The surprise: removing CUPTI hurt our reported speedup ratio. CUPTI overhead is proportional to CUDA API call count. The PyTorch baseline makes far more CUDA API calls per iteration — many more allocations, synchronizations, and kernel launches — so it suffered more from CUPTI interception (~28% improvement when removed vs ~15% for our fused kernel). With CUPTI in the picture, the baseline looked artificially slow, inflating our speedup number.

Whenever you benchmark against a verbose PyTorch baseline, CUPTI-style profiling hooks will systematically flatter your optimized kernel’s reported speedup. Measure clean.

(We also discovered a confound: cupti-python pinned an older PyTorch version, so part of our A/B difference was a framework version difference. Always control for transitive dependency changes.)

Finding 4: Dispatch Overhead Breakdown — 22% CPU, 78% GPU

Running a careful decomposition on the same GPU instance gave us this breakdown of the hot path:

Component Cost Share
Python overhead (dict lookup, shape check, ptr compare) ~0.3 μs 1.2%
data_ptr() calls ×7 ~0.6 μs 2.5%
C dispatch (slot writes + SetParams + cuGraphLaunch) ~3.9 μs 16%
Total CPU dispatch ~5.4 μs 22%
GPU kernel execution ~24 μs 78%

A few other details that emerged: cuGraphUpload added redundant overhead — cuGraphLaunch handles upload automatically. And skipping SetParams while writing directly into the source graph’s parameter memory caused a GPU MMU fault (Xid 31), confirming that the exec graph maintains its own separate copy of node parameters.

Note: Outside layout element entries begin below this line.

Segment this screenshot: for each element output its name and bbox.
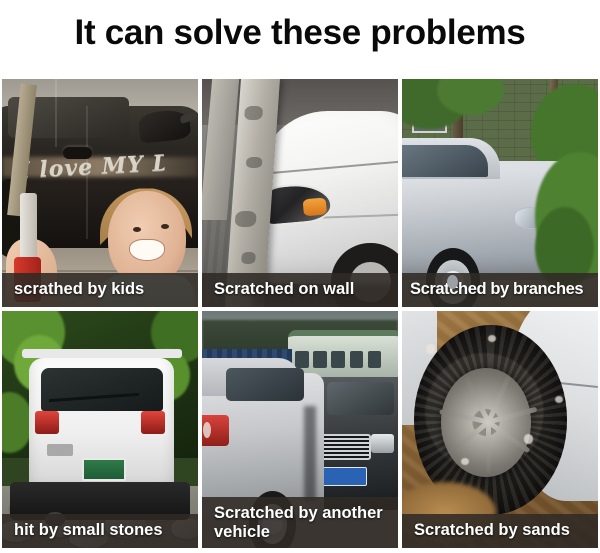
bus-window [313, 351, 327, 369]
photo-scratched-by-sands [402, 311, 598, 548]
bus-window [295, 351, 309, 369]
dark-sedan-headlight [371, 434, 395, 453]
rim-spoke [448, 420, 490, 455]
hatchback-window [226, 368, 304, 401]
caption-scratched-by-another-vehicle: Scratched by another vehicle [202, 497, 398, 548]
meme-page: It can solve these problems I love MY DA… [0, 0, 600, 553]
bus-window [350, 351, 364, 369]
photo-hit-by-small-stones [2, 311, 198, 548]
caption-scratched-on-wall: Scratched on wall [202, 273, 398, 307]
grid-cell-scratched-by-kids[interactable]: I love MY DAD scrathed by kids [0, 77, 200, 309]
pillar-stain-3 [235, 211, 258, 227]
mud-splash [426, 344, 436, 353]
alloy-wheel-rim [441, 368, 531, 477]
caption-scratched-by-kids: scrathed by kids [2, 273, 198, 307]
hatchback-tail-light [202, 415, 229, 446]
grid-cell-hit-by-small-stones[interactable]: hit by small stones [0, 309, 200, 550]
pillar-stain-2 [246, 157, 262, 168]
grid-cell-scratched-on-wall[interactable]: Scratched on wall [200, 77, 400, 309]
roof-rails [22, 349, 183, 358]
door-seam-secondary [55, 79, 57, 147]
bus-window [331, 351, 345, 369]
pillar-stain-1 [244, 106, 263, 120]
problem-image-grid: I love MY DAD scrathed by kids [0, 77, 600, 550]
collision-contact-shadow [304, 406, 316, 501]
mud-splash [461, 458, 469, 465]
grid-cell-scratched-by-branches[interactable]: Scratched by branches [400, 77, 600, 309]
grid-cell-scratched-by-another-vehicle[interactable]: Scratched by another vehicle [200, 309, 400, 550]
mud-splash [488, 335, 496, 342]
mud-splash [524, 434, 534, 443]
jeep-rear-window [41, 368, 163, 411]
sedan-windshield [402, 145, 488, 177]
rim-spoke [486, 422, 491, 472]
bus-window [368, 351, 382, 369]
grid-cell-scratched-by-sands[interactable]: Scratched by sands [400, 309, 600, 550]
dark-sedan-windshield [327, 382, 394, 415]
caption-hit-by-small-stones: hit by small stones [2, 514, 198, 548]
caption-scratched-by-branches: Scratched by branches [402, 273, 598, 307]
jeep-license-plate [82, 458, 125, 481]
jeep-tail-light-left [35, 411, 59, 435]
caption-scratched-by-sands: Scratched by sands [402, 514, 598, 548]
jeep-tail-light-right [141, 411, 165, 435]
page-title: It can solve these problems [0, 2, 600, 64]
jeep-4x4-badge [47, 444, 72, 456]
child-eye-left [133, 227, 141, 232]
pillar-stain-4 [241, 252, 256, 263]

We also found that PyTorch’s caching allocator causes input tensor pointers to alternate between exactly two addresses in an A-B-A-B pattern across benchmark iterations (because clones of the same size recycle freed blocks in FIFO order). Any “skip SetParams if pointers unchanged” optimization is never triggered in practice — but the alternating pattern does mean you could pre-compute both SetParams states and flip between them.

The Takeaway

Microsecond-level kernel optimization requires equally careful measurement hygiene. GPU instance variance, profiling hooks, and transitive dependency changes can each independently swamp the signal you are trying to measure. Run comparisons sequentially on the same device, strip profiling instrumentation from the measurement path, and audit what your benchmark harness does between iterations.